A less pleasant part of this preparation would involve not-small doses of Magnesium Citrate, a compound which...well, let's say the examination area is nice and clean once the doctor needs to have a look. He inserts a laparoscopic camera in an area of the anatomy best not left to discussion. If the above-mentioned Magnesium Citrate has done its job - and believe me, you'll know within two hours about that - then you should have smooth sailing for the whole thing. Short procedure, reasonable levels of anesthesia. Then dinner afterward - a dinner that will taste all that much better now that you're starving and reamed out.
Alas, Magnesium Citrate and I were not meant to meet, at least under the conditions specified for the procedure. I was supposed to drink a bottle and a half (15 oz) tonight and another bottle and a half early tomorrow morning. Not the greatest tasting stuff in the world, but I had my bottles and down the hatch they went.
For a little while anyway.
I managed to choke down the solution between glasses of regular water, which I figured would be fine, since I had to drink mucho water after taking it anyway. The stuff was heavy, very salty, and had a lemony taste. I just held my nose and decided I'd just get it over with as quickly as possible.
It looks like my stomach was not at all interested in this beverage and decided, within three minutes of my finishing the entire first dose, to return it...immediately. I didn't quite make it in time to deposit the "beverage" in the sink and ended up cleaning spilled magnesium citrate off the hallways and the runners leading to the kitchen.
Well, let's just say I was in a mess then, and in more ways than one. I'd just upchucked an entire test preparation and had nothing left in me to do the job. There's no way I'm going to be able to repeat that and, besides, I'm already a day late on this carefully timed, two-day prep job. What to do? What to do?

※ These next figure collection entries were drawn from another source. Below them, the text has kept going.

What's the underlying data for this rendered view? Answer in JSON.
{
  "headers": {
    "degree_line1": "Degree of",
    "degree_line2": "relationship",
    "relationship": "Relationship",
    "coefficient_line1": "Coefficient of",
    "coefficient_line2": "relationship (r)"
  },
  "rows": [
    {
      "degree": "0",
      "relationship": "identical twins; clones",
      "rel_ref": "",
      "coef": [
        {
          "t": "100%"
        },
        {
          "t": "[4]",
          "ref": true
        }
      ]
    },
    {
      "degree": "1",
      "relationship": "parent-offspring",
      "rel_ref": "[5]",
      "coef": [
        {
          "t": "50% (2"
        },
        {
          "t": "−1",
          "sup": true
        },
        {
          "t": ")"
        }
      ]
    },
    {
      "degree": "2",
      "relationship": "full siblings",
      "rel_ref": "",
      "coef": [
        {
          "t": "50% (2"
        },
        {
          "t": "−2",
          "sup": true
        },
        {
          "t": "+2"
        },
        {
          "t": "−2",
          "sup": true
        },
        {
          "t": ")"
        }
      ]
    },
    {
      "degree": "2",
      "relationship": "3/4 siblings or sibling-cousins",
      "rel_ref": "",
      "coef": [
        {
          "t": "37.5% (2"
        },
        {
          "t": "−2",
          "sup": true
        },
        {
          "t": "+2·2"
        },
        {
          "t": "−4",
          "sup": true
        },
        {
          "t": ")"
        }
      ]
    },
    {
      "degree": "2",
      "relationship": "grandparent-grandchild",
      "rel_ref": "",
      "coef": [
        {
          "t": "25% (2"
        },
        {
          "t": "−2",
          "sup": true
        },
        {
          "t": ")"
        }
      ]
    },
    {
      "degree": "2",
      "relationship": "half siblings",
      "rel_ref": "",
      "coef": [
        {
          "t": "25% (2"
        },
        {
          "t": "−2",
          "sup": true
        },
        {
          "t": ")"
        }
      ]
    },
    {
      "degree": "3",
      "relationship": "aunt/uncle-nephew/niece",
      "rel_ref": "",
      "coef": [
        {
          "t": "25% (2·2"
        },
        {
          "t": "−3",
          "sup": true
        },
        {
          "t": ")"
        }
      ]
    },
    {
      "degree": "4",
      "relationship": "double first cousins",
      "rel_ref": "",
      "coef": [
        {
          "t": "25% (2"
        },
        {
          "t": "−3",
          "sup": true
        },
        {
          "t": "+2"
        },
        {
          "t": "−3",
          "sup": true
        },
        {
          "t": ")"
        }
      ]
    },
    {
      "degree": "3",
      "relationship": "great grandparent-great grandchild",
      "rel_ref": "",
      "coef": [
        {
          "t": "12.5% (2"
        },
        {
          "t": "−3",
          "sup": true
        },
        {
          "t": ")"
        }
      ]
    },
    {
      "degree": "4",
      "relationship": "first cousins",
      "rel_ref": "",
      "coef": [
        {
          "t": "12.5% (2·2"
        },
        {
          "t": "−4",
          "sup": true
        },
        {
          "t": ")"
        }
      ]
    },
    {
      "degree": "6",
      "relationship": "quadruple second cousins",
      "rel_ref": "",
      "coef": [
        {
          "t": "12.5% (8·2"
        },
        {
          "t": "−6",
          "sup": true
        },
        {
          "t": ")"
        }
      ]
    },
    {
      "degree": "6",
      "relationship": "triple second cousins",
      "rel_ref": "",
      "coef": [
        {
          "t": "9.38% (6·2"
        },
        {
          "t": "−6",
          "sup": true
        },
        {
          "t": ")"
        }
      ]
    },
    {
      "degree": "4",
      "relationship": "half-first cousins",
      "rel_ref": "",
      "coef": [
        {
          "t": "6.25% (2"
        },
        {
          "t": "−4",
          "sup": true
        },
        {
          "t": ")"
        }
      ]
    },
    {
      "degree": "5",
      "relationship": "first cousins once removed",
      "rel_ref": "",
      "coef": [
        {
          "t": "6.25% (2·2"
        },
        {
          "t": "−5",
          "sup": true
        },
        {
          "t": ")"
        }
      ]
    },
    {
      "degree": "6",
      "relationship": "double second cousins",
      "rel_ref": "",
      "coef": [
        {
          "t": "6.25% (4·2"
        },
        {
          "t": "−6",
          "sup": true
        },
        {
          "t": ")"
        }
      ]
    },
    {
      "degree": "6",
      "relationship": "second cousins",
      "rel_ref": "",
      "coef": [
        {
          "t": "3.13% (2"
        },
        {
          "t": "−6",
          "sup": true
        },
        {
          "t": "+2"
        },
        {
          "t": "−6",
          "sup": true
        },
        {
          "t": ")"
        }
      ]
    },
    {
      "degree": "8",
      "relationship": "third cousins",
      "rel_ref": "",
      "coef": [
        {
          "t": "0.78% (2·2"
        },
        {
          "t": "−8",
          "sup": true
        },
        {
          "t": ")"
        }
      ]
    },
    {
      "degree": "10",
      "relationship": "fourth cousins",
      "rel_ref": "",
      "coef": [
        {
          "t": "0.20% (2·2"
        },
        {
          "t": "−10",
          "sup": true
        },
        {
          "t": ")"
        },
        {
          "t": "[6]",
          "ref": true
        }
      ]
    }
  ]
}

My stomach was grumbling and growling from its recent bold and decisive action. I was still nauseated and now weak and feeling sick. I called the clinic's after-hours phone and said I'd need to talk to them tomorrow, could they call me? Then I listened to more of my audiobook, before nausea took the better of me and I retreated upstairs to return the very last of the magnesium citrate, this time to the toilet and sink on the second floor.
That and a headache medication later, I was feeling much recovered but I don't think I'll be getting my roto rooter exam tomorrow. That sucks, because now I have to go through that once again, after deciding white alternative potion that both I, as well as the scanning machine, can tolerate.
Well, live and learn I suppose, but I'd really have preferred going in tomorrow, wrung out and starving as I'd be. At least it would get done.